On 28th January 2018, Lord Gardiner of Kimble hosted a debate in the House of Lords “That this House takes note of A Green Future: Our 25 Year Plan to Improve the Environment and of Her Majesty’s Government’s stated goal of working with communities and businesses to improve the environment within a generation so that it is left in a better state than that in which it was found.” The Bishop of Salisbury, Rt Revd Nick Holtam, spoke in the debate:
The Lord Bishop of Salisbury: My Lords, I very much welcome this ambitious and attractive plan, which is good for the environment, the economy and quality of life. The Lords spiritual have a strong interest in the environment out of a concern for the care of God’s creation as well as the opportunity stated in the Natural Capital Committee’s advice to Government in September 2017 as part of the preparation for this plan. It said:
“The Plan is a huge economic and social opportunity that can genuinely transform the natural environment, support the growth of the economy, allow citizens to reconnect with the health, wellbeing, spiritual and educational benefits of interacting with nature, and gift our children a richer, better and more resilient natural inheritance. With a natural capital approach, the environment should no longer be regarded as an obstacle to development; rather, a healthy environment is the basis of sustainable economic growth”.

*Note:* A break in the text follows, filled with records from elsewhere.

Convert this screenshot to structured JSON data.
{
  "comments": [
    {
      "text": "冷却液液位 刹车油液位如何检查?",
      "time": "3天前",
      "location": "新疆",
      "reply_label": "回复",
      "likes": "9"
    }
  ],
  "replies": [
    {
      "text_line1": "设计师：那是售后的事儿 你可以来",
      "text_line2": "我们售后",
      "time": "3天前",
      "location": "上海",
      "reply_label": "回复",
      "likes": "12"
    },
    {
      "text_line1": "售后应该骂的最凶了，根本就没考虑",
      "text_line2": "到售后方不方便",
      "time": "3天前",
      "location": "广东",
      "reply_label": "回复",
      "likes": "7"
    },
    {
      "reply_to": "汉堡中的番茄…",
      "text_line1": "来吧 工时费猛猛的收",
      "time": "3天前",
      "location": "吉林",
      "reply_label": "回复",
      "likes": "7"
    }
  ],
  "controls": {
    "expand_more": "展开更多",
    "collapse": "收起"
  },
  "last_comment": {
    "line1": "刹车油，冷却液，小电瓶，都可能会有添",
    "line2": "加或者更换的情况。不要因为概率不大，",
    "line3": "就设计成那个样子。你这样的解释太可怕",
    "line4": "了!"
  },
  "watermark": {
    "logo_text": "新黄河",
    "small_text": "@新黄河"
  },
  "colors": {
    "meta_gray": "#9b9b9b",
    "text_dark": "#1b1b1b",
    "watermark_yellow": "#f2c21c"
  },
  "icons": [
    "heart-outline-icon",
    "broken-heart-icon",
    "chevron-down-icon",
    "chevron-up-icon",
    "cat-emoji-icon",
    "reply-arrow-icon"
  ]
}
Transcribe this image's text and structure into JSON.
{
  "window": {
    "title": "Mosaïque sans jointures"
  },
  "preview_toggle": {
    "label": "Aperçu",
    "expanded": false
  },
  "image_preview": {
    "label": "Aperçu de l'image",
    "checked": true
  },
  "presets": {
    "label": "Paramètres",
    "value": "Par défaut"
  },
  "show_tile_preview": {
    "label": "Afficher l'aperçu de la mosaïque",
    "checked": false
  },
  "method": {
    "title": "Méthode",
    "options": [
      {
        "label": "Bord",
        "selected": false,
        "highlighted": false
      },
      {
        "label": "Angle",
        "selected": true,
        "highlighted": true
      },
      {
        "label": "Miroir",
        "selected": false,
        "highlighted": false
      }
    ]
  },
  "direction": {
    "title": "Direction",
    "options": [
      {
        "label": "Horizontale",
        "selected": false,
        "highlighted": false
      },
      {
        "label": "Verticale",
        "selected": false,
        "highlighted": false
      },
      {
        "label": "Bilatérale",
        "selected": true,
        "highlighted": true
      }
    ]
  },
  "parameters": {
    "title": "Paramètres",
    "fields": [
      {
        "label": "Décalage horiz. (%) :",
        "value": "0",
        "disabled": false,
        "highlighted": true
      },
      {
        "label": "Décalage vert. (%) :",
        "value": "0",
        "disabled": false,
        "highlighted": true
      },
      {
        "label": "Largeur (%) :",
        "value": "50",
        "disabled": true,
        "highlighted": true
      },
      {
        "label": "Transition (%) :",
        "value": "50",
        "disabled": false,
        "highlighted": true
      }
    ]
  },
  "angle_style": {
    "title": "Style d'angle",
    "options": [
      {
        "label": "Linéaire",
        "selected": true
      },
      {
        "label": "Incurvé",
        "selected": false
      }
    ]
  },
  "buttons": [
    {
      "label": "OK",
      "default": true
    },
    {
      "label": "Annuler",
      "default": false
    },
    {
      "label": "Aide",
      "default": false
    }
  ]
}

My former colleague and now near neighbour, the noble and right reverend Lord, Lord Chartres, reminded us regularly in the diocese of London that the economy is a wholly owned subsidiary of the environment. There is a spirituality about this as well as a technical challenge.
A Green Future is a significant change of mindset and very much to be welcomed. The plan will be the basis for holding Her Majesty’s Government to account. Having set the direction, there now needs to be considerable work to translate ambition into action. Out of 44 success criteria in the plan, only 11 are what could be called smart objectives. As currently set out, these success criteria go only a small way to explain how the plan’s actions will serve to meet the goals. For example, what does,
“Achieving zero avoidable plastic waste by the end of 2042”,
mean? What is avoidable plastic waste? Compare that with the European Union’s less ambitious but much more specific policy announced just a few days after the publication of A Green Future that,
“all plastic packaging … will be recyclable by 2030”.
To aid this increase in recycling rates, the European Commission will provide €100 million of finance to develop smarter and more recyclable plastics. How much finance will Her Majesty’s Government commit to making these developments happen?
The ambition in relation to plastics is laudable, but there needs to be more to boost our stalled recycling rates. In 2015, they fell for the first time in more than a decade. There is a proposal to extend the 5p plastic bag charge, but nothing about charging for disposable coffee cups, of which only one in 400 is recycled. The plans do not include a bottle collection scheme. Every day, 38.5 million plastic bottles and 20 million aluminium cans are sold across the UK. Evidence from other countries such as the US, Norway and Germany shows that introducing a simple deposit on plastic bottles and cans can raise collection rates above 90% and reduce litter, so it is disappointing that the plan does not follow the recommendations of the Environmental Audit Committee for a legislated deposit returns scheme for plastic drinks bottles. The Scottish Government committed to that at the end of last year. Will this be revisited by Her Majesty’s Government?
The House will welcome the Government’s intention to update the plan at least every five years, develop a set of indicators on metrics to monitor progress by the end of 2018 and report annually to Parliament.
Currently, as has already been pointed out, the EU has the power to fine the UK for breaches of environmental standards. It is not yet clear whether the proposed UK environmental watchdog will have the same power, so I have sympathy with the noble Lord, Lord Cameron of Dillington, and those who have suggested that there needs to be an environment Act to do for the restoration of nature what the Climate Change Act is doing to reduce greenhouse gas emissions; that is, by creating stronger accountability for such an important matter.
Three further things worth commenting on are: timing, because this is urgent; policy integration, because we need joined-up thinking and action; and developing an international approach, because environmental matters do not keep national boundaries. They are going to need much stronger handling than is suggested in the report. For example, the Paris Agreement on climate change recognises the urgency of the task. We are still a long way from agreements that will meet the two degrees Celsius target, yet we know that, to be effective, change needs to be front-loaded. Christian Aid and CAFOD, the British churches’ aid agencies, have identified that the UK Government’s overall spending in developing countries continues to be more on fossil fuels than renewable energy. As was noted in the recent debate about green finance, there is an urgent need to scale up financing in support of a big shift to renewable energy both in public finance and private finance.
In housing, there is a laudable ambition to build many new homes. For them to be energy efficient with low or zero-carbon emissions, that will not be achieved by deregulation. Specific targets need to be set for different parts of the plan which can identify quick wins and recognise the most urgent actions so that we develop changed actions and new habits capable of furthering this admirable plan.